Adelman was able to joke about wanting to take Barea out. Chase was in the locker room, going over the box score next to J.J. and wondering why Barea couldn’t get a single assist in the game. He teased J.J. about being selfish, while Barea jabbed back reminding Budinger that it was the first game of the season in which he didn’t record an assist. J.J. also joked about the last steal Rubio was credited with needing to go Barea’s way before he explained Wall’s dribble was high at that point and once he turned him around with pressure, Ricky pounced to force the turnover.
Rubio is on a pretty remarkable streak right now with steals and stats in general. He has 43 steals in his last 10 games, something that hasn’t been done since 2002 when Ron Artest grabbed 44 steals in a 10-game stretch for the Indiana Pacers. He has four 4×5 games (at least five of a statistical category in four categories, not including turnovers) in the last seven games. Only one player (Monta Ellis) has more (five) this season. It was also the seventh 4×6 game of the season in the NBA. Rubio has two of those and three in his career. Kevin Garnett and Terrell Brandon are the only other players in Wolves’ history to do this.
“No,” Rubio answered in a matter of fact manner when asked if he took pride in his run of eye-popping statistics lately. “We didn’t win any games lately, so that doesn’t matter.”

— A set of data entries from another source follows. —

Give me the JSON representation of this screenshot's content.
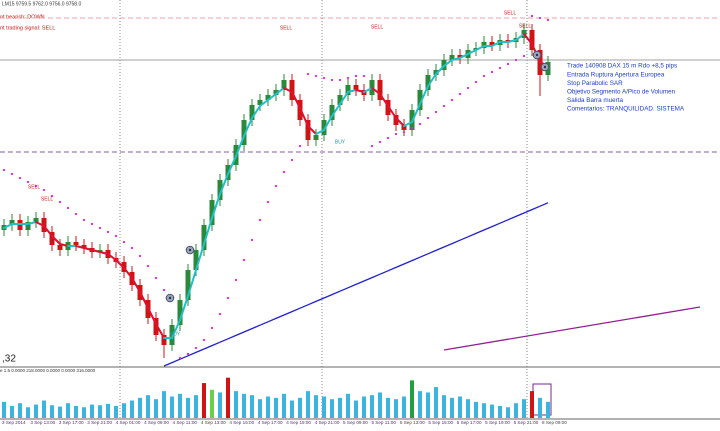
{
  "chart_data": {
    "type": "candlestick",
    "header": "LM15  9759.5 9762.0 9756.0 9758.0",
    "status_lines": [
      "nt bearish: DOWN",
      "nt trading signal: SELL"
    ],
    "corner_label": ",32",
    "volume_header": "e 1.5 0.0000 218.0000 0.0000 0.0000 316.0000",
    "notes": [
      "Trade 140908 DAX 15 m Rdo +8,5 pips",
      "Entrada Ruptura Apertura Europea",
      "Stop Parabolic SAR",
      "Objetivo Segmento A/Pico de Volumen",
      "Salida Barra muerta",
      "Comentarios: TRANQUILIDAD. SISTEMA"
    ],
    "signals": [
      "SELL",
      "SELL",
      "SELL",
      "SELL",
      "SELL",
      "SELL",
      "BUY",
      "BUY"
    ],
    "x_labels": [
      "3 Sep 2014",
      "3 Sep 13:00",
      "3 Sep 17:00",
      "3 Sep 21:00",
      "4 Sep 01:00",
      "4 Sep 09:00",
      "4 Sep 11:00",
      "4 Sep 13:00",
      "4 Sep 15:00",
      "4 Sep 17:00",
      "4 Sep 19:00",
      "4 Sep 21:00",
      "5 Sep 09:00",
      "5 Sep 11:00",
      "5 Sep 13:00",
      "5 Sep 15:00",
      "5 Sep 17:00",
      "5 Sep 19:00",
      "5 Sep 21:00",
      "8 Sep 09:00"
    ],
    "up_color": "#2b8a3a",
    "down_color": "#d01414",
    "ylim": [
      9617,
      9800
    ],
    "open": [
      9685,
      9687.5,
      9690,
      9685,
      9689,
      9691,
      9684,
      9677.5,
      9675,
      9679,
      9677.5,
      9676,
      9674,
      9675,
      9671,
      9669,
      9664,
      9657.5,
      9650,
      9641,
      9632.5,
      9627.5,
      9637.5,
      9650,
      9665,
      9675,
      9687.5,
      9700,
      9710,
      9717.5,
      9727.5,
      9740,
      9747.5,
      9750,
      9752.5,
      9755,
      9760,
      9750,
      9740,
      9730,
      9732.5,
      9740,
      9747.5,
      9752.5,
      9757.5,
      9755,
      9752.5,
      9760,
      9750,
      9742.5,
      9737.5,
      9735,
      9745,
      9755,
      9762.5,
      9765,
      9770,
      9772.5,
      9771,
      9775,
      9776,
      9779,
      9777.5,
      9780,
      9779,
      9781,
      9785,
      9775,
      9762.5
    ],
    "high": [
      9690.5,
      9693,
      9693,
      9692,
      9694,
      9694,
      9687,
      9680.5,
      9682,
      9682,
      9680.5,
      9679,
      9678,
      9678,
      9674,
      9672,
      9667,
      9660.5,
      9653,
      9644,
      9635.5,
      9640.5,
      9653,
      9668,
      9678,
      9690.5,
      9703,
      9713,
      9720.5,
      9730.5,
      9743,
      9750.5,
      9753,
      9755.5,
      9758,
      9763,
      9763,
      9753,
      9743,
      9735.5,
      9743,
      9750.5,
      9755.5,
      9760.5,
      9760.5,
      9758,
      9763,
      9763,
      9753,
      9745.5,
      9740.5,
      9748,
      9758,
      9765.5,
      9768,
      9773,
      9775.5,
      9775.5,
      9778,
      9779,
      9782,
      9782,
      9783,
      9783,
      9784,
      9788,
      9788,
      9778,
      9772
    ],
    "low": [
      9682,
      9684.5,
      9682,
      9682,
      9686,
      9681,
      9674.5,
      9672,
      9672,
      9674.5,
      9673,
      9671,
      9671,
      9668,
      9666,
      9661,
      9654.5,
      9647,
      9638,
      9629.5,
      9621,
      9624.5,
      9634.5,
      9647,
      9662,
      9672,
      9684.5,
      9697,
      9707,
      9714.5,
      9724.5,
      9737,
      9744.5,
      9747,
      9749.5,
      9752,
      9747,
      9737,
      9727,
      9727,
      9729.5,
      9737,
      9744.5,
      9749.5,
      9752,
      9749.5,
      9749.5,
      9747,
      9739.5,
      9734.5,
      9732,
      9732,
      9742,
      9752,
      9759.5,
      9762,
      9767,
      9768,
      9768,
      9772,
      9773,
      9774.5,
      9774.5,
      9776,
      9776,
      9778,
      9772,
      9752,
      9759.5
    ],
    "close": [
      9687.5,
      9690,
      9685,
      9689,
      9691,
      9684,
      9677.5,
      9675,
      9679,
      9677.5,
      9676,
      9674,
      9675,
      9671,
      9669,
      9664,
      9657.5,
      9650,
      9641,
      9632.5,
      9627.5,
      9637.5,
      9650,
      9665,
      9675,
      9687.5,
      9700,
      9710,
      9717.5,
      9727.5,
      9740,
      9747.5,
      9750,
      9752.5,
      9755,
      9760,
      9750,
      9740,
      9730,
      9732.5,
      9740,
      9747.5,
      9752.5,
      9757.5,
      9755,
      9752.5,
      9760,
      9750,
      9742.5,
      9737.5,
      9735,
      9745,
      9755,
      9762.5,
      9765,
      9770,
      9772.5,
      9771,
      9775,
      9776,
      9779,
      9777.5,
      9780,
      9779,
      9781,
      9785,
      9775,
      9762.5,
      9769
    ],
    "trend": {
      "up_color": "#20c0c8",
      "down_color": "#e01030",
      "values": [
        9686,
        9688,
        9688,
        9688,
        9689,
        9687,
        9682,
        9678,
        9677,
        9677,
        9676,
        9675,
        9674,
        9673,
        9670,
        9666,
        9661,
        9654,
        9646,
        9638,
        9631,
        9631,
        9640,
        9652,
        9665,
        9678,
        9691,
        9703,
        9713,
        9722,
        9732,
        9741,
        9747,
        9750,
        9753,
        9756,
        9754,
        9746,
        9737,
        9733,
        9735,
        9742,
        9748,
        9754,
        9755,
        9754,
        9756,
        9753,
        9747,
        9741,
        9737,
        9739,
        9748,
        9757,
        9763,
        9767,
        9770,
        9771,
        9773,
        9775,
        9777,
        9777,
        9779,
        9779,
        9780,
        9783,
        9778,
        9769,
        9767
      ]
    },
    "sar": {
      "color": "#e020d8",
      "values": [
        9715,
        9713,
        9711,
        9709,
        9707,
        9705,
        9702,
        9699,
        9696,
        9693,
        9690,
        9688,
        9686,
        9684,
        9682,
        9679,
        9676,
        9672,
        9667,
        9661,
        9655,
        9650,
        9621,
        9623,
        9626,
        9630,
        9636,
        9643,
        9651,
        9660,
        9670,
        9680,
        9690,
        9699,
        9707,
        9714,
        9720,
        9727,
        9763,
        9762,
        9761,
        9760,
        9760,
        9761,
        9762,
        9762,
        9727,
        9729,
        9731,
        9733,
        9734,
        9736,
        9738,
        9741,
        9744,
        9747,
        9750,
        9753,
        9756,
        9759,
        9762,
        9764,
        9766,
        9768,
        9770,
        9772,
        9792,
        9791,
        9790
      ]
    },
    "ma_slow": {
      "color": "#2020d0",
      "values": [
        null,
        null,
        null,
        null,
        null,
        null,
        null,
        null,
        null,
        null,
        null,
        null,
        null,
        null,
        null,
        null,
        null,
        null,
        null,
        null,
        9617,
        9618.7,
        9620.4,
        9622.1,
        9623.8,
        9625.5,
        9627.2,
        9628.9,
        9630.6,
        9632.3,
        9634,
        9635.7,
        9637.4,
        9639.1,
        9640.8,
        9642.5,
        9644.2,
        9645.9,
        9647.6,
        9649.3,
        9651,
        9652.7,
        9654.4,
        9656.1,
        9657.8,
        9659.5,
        9661.2,
        9662.9,
        9664.6,
        9666.3,
        9668,
        9669.7,
        9671.4,
        9673.1,
        9674.8,
        9676.5,
        9678.2,
        9679.9,
        9681.6,
        9683.3,
        9685,
        9686.7,
        9688.4,
        9690.1,
        9691.8,
        9693.5,
        9695.2,
        9696.9,
        9698.6
      ]
    },
    "ma_long": {
      "color": "#902090",
      "x": [
        55,
        87
      ],
      "values": [
        9625,
        9646.5
      ]
    },
    "levels": [
      {
        "value": 9791,
        "color": "#e8a0a0",
        "style": "dashed"
      },
      {
        "value": 9770,
        "color": "#a0a0a0",
        "style": "solid"
      },
      {
        "value": 9724,
        "color": "#8c5ca8",
        "style": "dashed"
      }
    ],
    "volume": {
      "ylim": [
        0,
        320
      ],
      "values": [
        120,
        90,
        110,
        80,
        100,
        130,
        95,
        85,
        110,
        90,
        80,
        100,
        95,
        105,
        90,
        110,
        130,
        150,
        170,
        140,
        200,
        160,
        180,
        150,
        170,
        260,
        210,
        190,
        300,
        200,
        180,
        170,
        140,
        160,
        150,
        180,
        130,
        150,
        200,
        170,
        160,
        140,
        150,
        180,
        130,
        160,
        170,
        190,
        150,
        140,
        160,
        280,
        200,
        190,
        230,
        170,
        150,
        160,
        140,
        120,
        110,
        100,
        90,
        80,
        110,
        140,
        200,
        150,
        120
      ],
      "colors": [
        "#3cb4e0",
        "#3cb4e0",
        "#3cb4e0",
        "#3cb4e0",
        "#3cb4e0",
        "#3cb4e0",
        "#3cb4e0",
        "#3cb4e0",
        "#3cb4e0",
        "#3cb4e0",
        "#3cb4e0",
        "#3cb4e0",
        "#3cb4e0",
        "#3cb4e0",
        "#3cb4e0",
        "#3cb4e0",
        "#3cb4e0",
        "#3cb4e0",
        "#3cb4e0",
        "#3cb4e0",
        "#3cb4e0",
        "#3cb4e0",
        "#3cb4e0",
        "#3cb4e0",
        "#3cb4e0",
        "#d01414",
        "#6ad04a",
        "#3cb4e0",
        "#d01414",
        "#3cb4e0",
        "#3cb4e0",
        "#3cb4e0",
        "#3cb4e0",
        "#3cb4e0",
        "#3cb4e0",
        "#3cb4e0",
        "#3cb4e0",
        "#3cb4e0",
        "#3cb4e0",
        "#3cb4e0",
        "#3cb4e0",
        "#3cb4e0",
        "#3cb4e0",
        "#3cb4e0",
        "#3cb4e0",
        "#3cb4e0",
        "#3cb4e0",
        "#3cb4e0",
        "#3cb4e0",
        "#3cb4e0",
        "#3cb4e0",
        "#22a040",
        "#3cb4e0",
        "#3cb4e0",
        "#3cb4e0",
        "#3cb4e0",
        "#3cb4e0",
        "#3cb4e0",
        "#3cb4e0",
        "#3cb4e0",
        "#3cb4e0",
        "#3cb4e0",
        "#3cb4e0",
        "#3cb4e0",
        "#3cb4e0",
        "#3cb4e0",
        "#d01414",
        "#3cb4e0",
        "#3cb4e0"
      ]
    }
  }
}
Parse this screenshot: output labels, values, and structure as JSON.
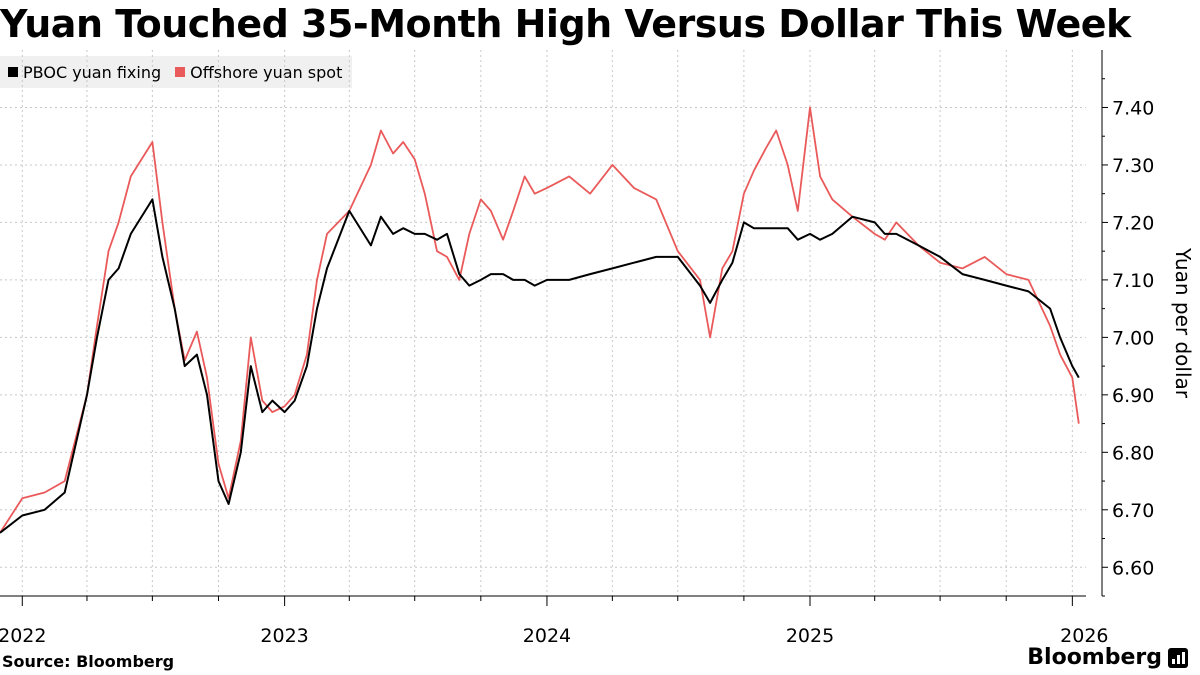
{
  "title": "Yuan Touched 35-Month High Versus Dollar This Week",
  "source": "Source: Bloomberg",
  "brand": "Bloomberg",
  "chart_data": {
    "type": "line",
    "title": "Yuan Touched 35-Month High Versus Dollar This Week",
    "ylabel": "Yuan per dollar",
    "xlabel": "",
    "ylim": [
      6.55,
      7.5
    ],
    "xlim": [
      "2021-12-01",
      "2026-01-20"
    ],
    "y_ticks": [
      "6.60",
      "6.70",
      "6.80",
      "6.90",
      "7.00",
      "7.10",
      "7.20",
      "7.30",
      "7.40"
    ],
    "x_ticks": [
      "2022",
      "2023",
      "2024",
      "2025",
      "2026"
    ],
    "grid": true,
    "legend_position": "top-left",
    "x": [
      "2021-12-01",
      "2022-01-01",
      "2022-02-01",
      "2022-03-01",
      "2022-04-01",
      "2022-04-15",
      "2022-05-01",
      "2022-05-15",
      "2022-06-01",
      "2022-07-01",
      "2022-07-15",
      "2022-08-01",
      "2022-08-15",
      "2022-09-01",
      "2022-09-15",
      "2022-10-01",
      "2022-10-15",
      "2022-11-01",
      "2022-11-15",
      "2022-12-01",
      "2022-12-15",
      "2023-01-01",
      "2023-01-15",
      "2023-02-01",
      "2023-02-15",
      "2023-03-01",
      "2023-04-01",
      "2023-05-01",
      "2023-05-15",
      "2023-06-01",
      "2023-06-15",
      "2023-07-01",
      "2023-07-15",
      "2023-08-01",
      "2023-08-15",
      "2023-09-01",
      "2023-09-15",
      "2023-10-01",
      "2023-10-15",
      "2023-11-01",
      "2023-11-15",
      "2023-12-01",
      "2023-12-15",
      "2024-01-01",
      "2024-02-01",
      "2024-03-01",
      "2024-04-01",
      "2024-05-01",
      "2024-06-01",
      "2024-07-01",
      "2024-08-01",
      "2024-08-15",
      "2024-09-01",
      "2024-09-15",
      "2024-10-01",
      "2024-10-15",
      "2024-11-01",
      "2024-11-15",
      "2024-12-01",
      "2024-12-15",
      "2025-01-01",
      "2025-01-15",
      "2025-02-01",
      "2025-03-01",
      "2025-04-01",
      "2025-04-15",
      "2025-05-01",
      "2025-06-01",
      "2025-07-01",
      "2025-08-01",
      "2025-09-01",
      "2025-10-01",
      "2025-11-01",
      "2025-12-01",
      "2025-12-15",
      "2026-01-01",
      "2026-01-10"
    ],
    "series": [
      {
        "name": "PBOC yuan fixing",
        "color": "#000000",
        "values": [
          6.66,
          6.69,
          6.7,
          6.73,
          6.9,
          7.0,
          7.1,
          7.12,
          7.18,
          7.24,
          7.14,
          7.05,
          6.95,
          6.97,
          6.9,
          6.75,
          6.71,
          6.8,
          6.95,
          6.87,
          6.89,
          6.87,
          6.89,
          6.95,
          7.05,
          7.12,
          7.22,
          7.16,
          7.21,
          7.18,
          7.19,
          7.18,
          7.18,
          7.17,
          7.18,
          7.11,
          7.09,
          7.1,
          7.11,
          7.11,
          7.1,
          7.1,
          7.09,
          7.1,
          7.1,
          7.11,
          7.12,
          7.13,
          7.14,
          7.14,
          7.09,
          7.06,
          7.1,
          7.13,
          7.2,
          7.19,
          7.19,
          7.19,
          7.19,
          7.17,
          7.18,
          7.17,
          7.18,
          7.21,
          7.2,
          7.18,
          7.18,
          7.16,
          7.14,
          7.11,
          7.1,
          7.09,
          7.08,
          7.05,
          7.0,
          6.95,
          6.93
        ]
      },
      {
        "name": "Offshore yuan spot",
        "color": "#ea5a5a",
        "values": [
          6.66,
          6.72,
          6.73,
          6.75,
          6.9,
          7.02,
          7.15,
          7.2,
          7.28,
          7.34,
          7.2,
          7.05,
          6.96,
          7.01,
          6.93,
          6.78,
          6.72,
          6.82,
          7.0,
          6.89,
          6.87,
          6.88,
          6.9,
          6.97,
          7.1,
          7.18,
          7.22,
          7.3,
          7.36,
          7.32,
          7.34,
          7.31,
          7.25,
          7.15,
          7.14,
          7.1,
          7.18,
          7.24,
          7.22,
          7.17,
          7.22,
          7.28,
          7.25,
          7.26,
          7.28,
          7.25,
          7.3,
          7.26,
          7.24,
          7.15,
          7.1,
          7.0,
          7.12,
          7.15,
          7.25,
          7.29,
          7.33,
          7.36,
          7.3,
          7.22,
          7.4,
          7.28,
          7.24,
          7.21,
          7.18,
          7.17,
          7.2,
          7.16,
          7.13,
          7.12,
          7.14,
          7.11,
          7.1,
          7.02,
          6.97,
          6.93,
          6.85
        ]
      }
    ]
  }
}
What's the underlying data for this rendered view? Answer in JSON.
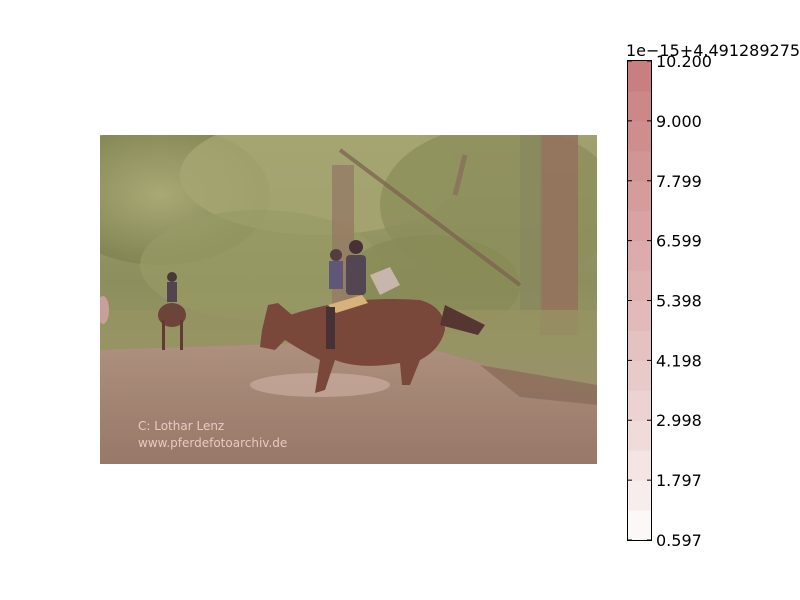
{
  "chart_data": {
    "type": "heatmap",
    "image": {
      "description": "horse-riding-photo",
      "watermark_line1": "C:    Lothar Lenz",
      "watermark_line2": "www.pferdefotoarchiv.de",
      "tint_color": "#c87c7c"
    },
    "colorbar": {
      "offset_label": "1e−15+4.491289275",
      "ticks": [
        10.2,
        9.0,
        7.799,
        6.599,
        5.398,
        4.198,
        2.998,
        1.797,
        0.597
      ],
      "tick_labels": [
        "10.200",
        "9.000",
        "7.799",
        "6.599",
        "5.398",
        "4.198",
        "2.998",
        "1.797",
        "0.597"
      ],
      "vmin": 0.597,
      "vmax": 10.2,
      "colormap": "white-to-red",
      "levels": 16,
      "low_color": "#ffffff",
      "high_color": "#c87c7c"
    }
  }
}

It’s just about the victory right now, which came at a much-needed time. Even with the Wolves facing a pretty tough stretch of games coming up, the smallest confidence boost with a victory like the one they stole from the Wizards is important.
“Yeah, I miss winning so bad,” Rubio reflected. “I just want to win every night and I know it’s hard. You can’t do it. Even Miami can’t win every night. I missed that feeling so bad. Today was a relief to get that victory again.”